Ängstliche Hunde sieht man im Hundesport nicht sehr häufig. Ich möchte aber auf zwei Aspekte eingehen. Der erste ist die Angst vor lauten Geräuschen. Die Schussgleichgültigkeit spielt in verschiedenen Wesensbeurteilungen und Zuchttauglichkeitsprüfungen eine Rolle sowie im IGP und Mondioring. In einer Studie konnte Stefanie Riemer 2019 zeigen, dass Hunde, mit denen schon im Welpenalter präventiv gegen Geräuschängste trainiert wurde, kaum Angst vor Feuerwerk und damit vor Knallgeräuschen entwickeln. Es macht also Sinn, früh mit einer entsprechenden Desensibilisierung anzufangen. Hat dein Hund bereits eine Geräuschphobie entwickelt, sind Gegenkonditionierung und konditionierte Entspannung die geeignetsten Trainingsmethoden. (Riemer 2020)

Der zweite Aspekt ist der Zusammenhang zwischen Angst und Aggression. Angst ist eine starke Motivation für das Aggressionsverhalten. Ängstliche und unsichere Hunde zeigen eine höhere Aggressivität gegen fremde Personen, Artgenossen und gegen ihren Besitzer. Sie gehören deshalb nicht in die Zucht, denn bei der Ängstlichkeit spielen sowohl genetische als auch umweltbedingte Faktoren eine Rolle.

Es ist vor allem wichtig, eine souveräne und ausgeglichene Mutterhündin zu haben. Im Mutterleib sowie kurz nach der Geburt ist der Organismus sehr empfänglich für äußere Einflüsse. Wenn die Mutterhündin ängstlich ist oder sie während der Trächtigkeit starken Belastungen ausgesetzt wird, hat das negative Einflüsse auf die Welpen. Sie werden mit hoher Wahrscheinlichkeit eine erhöhte Ängstlichkeit entwickeln. Das ist so, weil Hormone wie Cortisol, Adrenalin oder auch Testosteron teilweise die Plazenta passieren können und so in den Blutkreislauf der Föten gelangen.
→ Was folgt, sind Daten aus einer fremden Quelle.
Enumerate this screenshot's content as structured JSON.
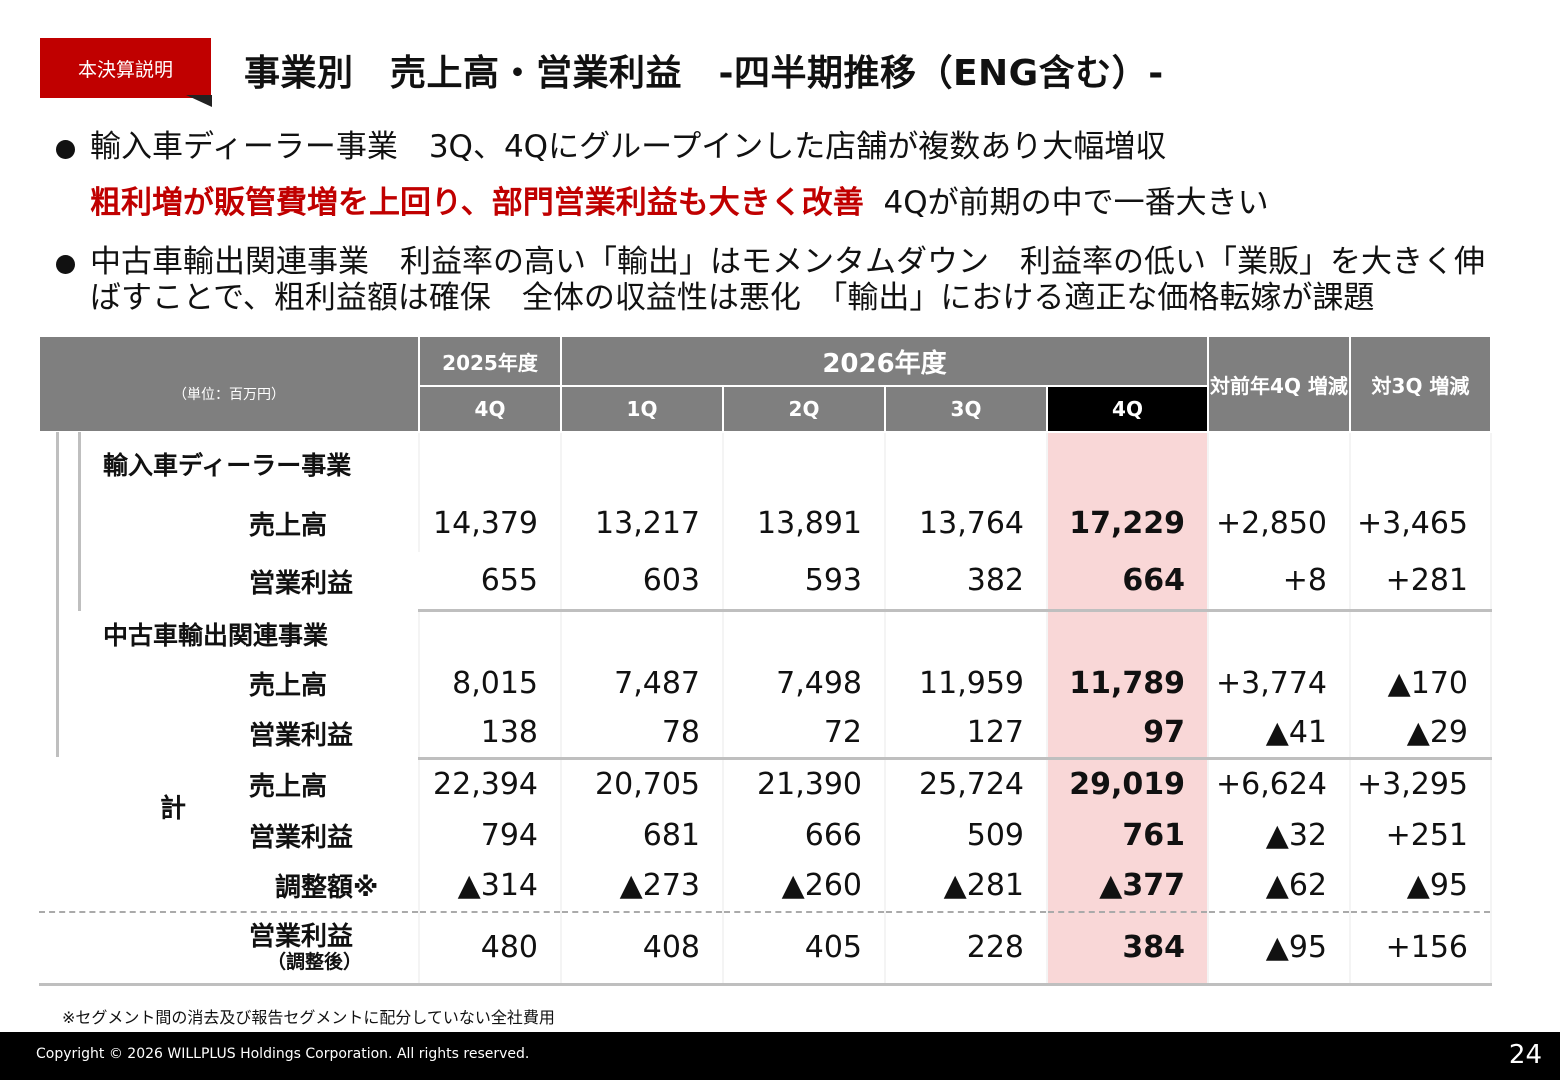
{
  "header": {
    "tag": "本決算説明",
    "title": "事業別　売上高・営業利益　-四半期推移（ENG含む）-"
  },
  "bullets": {
    "b1_line1": "輸入車ディーラー事業　3Q、4Qにグループインした店舗が複数あり大幅増収",
    "b1_red": "粗利増が販管費増を上回り、部門営業利益も大きく改善",
    "b1_rest": "4Qが前期の中で一番大きい",
    "b2_line1": "中古車輸出関連事業　利益率の高い「輸出」はモメンタムダウン　利益率の低い「業販」を大きく伸",
    "b2_line2": "ばすことで、粗利益額は確保　全体の収益性は悪化　「輸出」における適正な価格転嫁が課題"
  },
  "table": {
    "unit": "（単位：百万円）",
    "fy2025": "2025年度",
    "fy2026": "2026年度",
    "yoy": "対前年4Q 増減",
    "qoq": "対3Q 増減",
    "quarters": [
      "4Q",
      "1Q",
      "2Q",
      "3Q",
      "4Q"
    ],
    "seg1": "輸入車ディーラー事業",
    "seg2": "中古車輸出関連事業",
    "total": "計",
    "labels": {
      "sales": "売上高",
      "op": "営業利益",
      "adj": "調整額※",
      "op_adj": "営業利益",
      "op_adj_sub": "（調整後）"
    },
    "rows": {
      "s1_sales": [
        "14,379",
        "13,217",
        "13,891",
        "13,764",
        "17,229",
        "+2,850",
        "+3,465"
      ],
      "s1_op": [
        "655",
        "603",
        "593",
        "382",
        "664",
        "+8",
        "+281"
      ],
      "s2_sales": [
        "8,015",
        "7,487",
        "7,498",
        "11,959",
        "11,789",
        "+3,774",
        "▲170"
      ],
      "s2_op": [
        "138",
        "78",
        "72",
        "127",
        "97",
        "▲41",
        "▲29"
      ],
      "t_sales": [
        "22,394",
        "20,705",
        "21,390",
        "25,724",
        "29,019",
        "+6,624",
        "+3,295"
      ],
      "t_op": [
        "794",
        "681",
        "666",
        "509",
        "761",
        "▲32",
        "+251"
      ],
      "t_adj": [
        "▲314",
        "▲273",
        "▲260",
        "▲281",
        "▲377",
        "▲62",
        "▲95"
      ],
      "t_op_adj": [
        "480",
        "408",
        "405",
        "228",
        "384",
        "▲95",
        "+156"
      ]
    }
  },
  "footnote": "※セグメント間の消去及び報告セグメントに配分していない全社費用",
  "footer": {
    "copyright": "Copyright © 2026 WILLPLUS Holdings Corporation. All rights reserved.",
    "page": "24"
  },
  "colors": {
    "accent": "#c00000",
    "header_gray": "#7f7f7f",
    "highlight": "#f9d7d7"
  }
}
Riesenschnauzer FamilienfotoVor allem Hunde, die problematisches Verhalten im Bereich Angst / Aggression zeigen, sollten von der Zucht ausgeschlossen werden. In den Jahren 2001 bis 2009 wurde das in den Niederlanden bei verschiedenen Rassen so praktiziert. Wissenschaftler der Universität Wageningen konnten so nachweisen, dass Welpen aus zuvor getesteten Elterntieren deutlich seltener Angst und Aggressionen gegenüber fremden Menschen zeigen. Eine verantwortungsvolle Auswahl der Zuchttiere kann also das Auftreten von problematischen Verhaltensweisen verringern. Das heißt aber auch, dass man mehr über den Deckrüden wissen sollte, als „er hat Meisterschaft XY gewonnen“. Oftmals ist vielleicht der Rüde aus der eigenen Ortsgruppe, den man von klein auf in der Ausbildung beobachtet hat, den man gut kennt, über den man weiß, wie er sich im Alltag gegenüber fremden Menschen und Hunden verhält, der bessere Zuchtpartner für die eigene Hündin.

Jeder Züchter sollte die Persönlichkeit der Elterntiere differenziert betrachten. Davon profitieren die Welpen und die Hundesportler, die sie später ausbilden. Ich wünsche dabei allen Beteiligten ein gutes Händchen!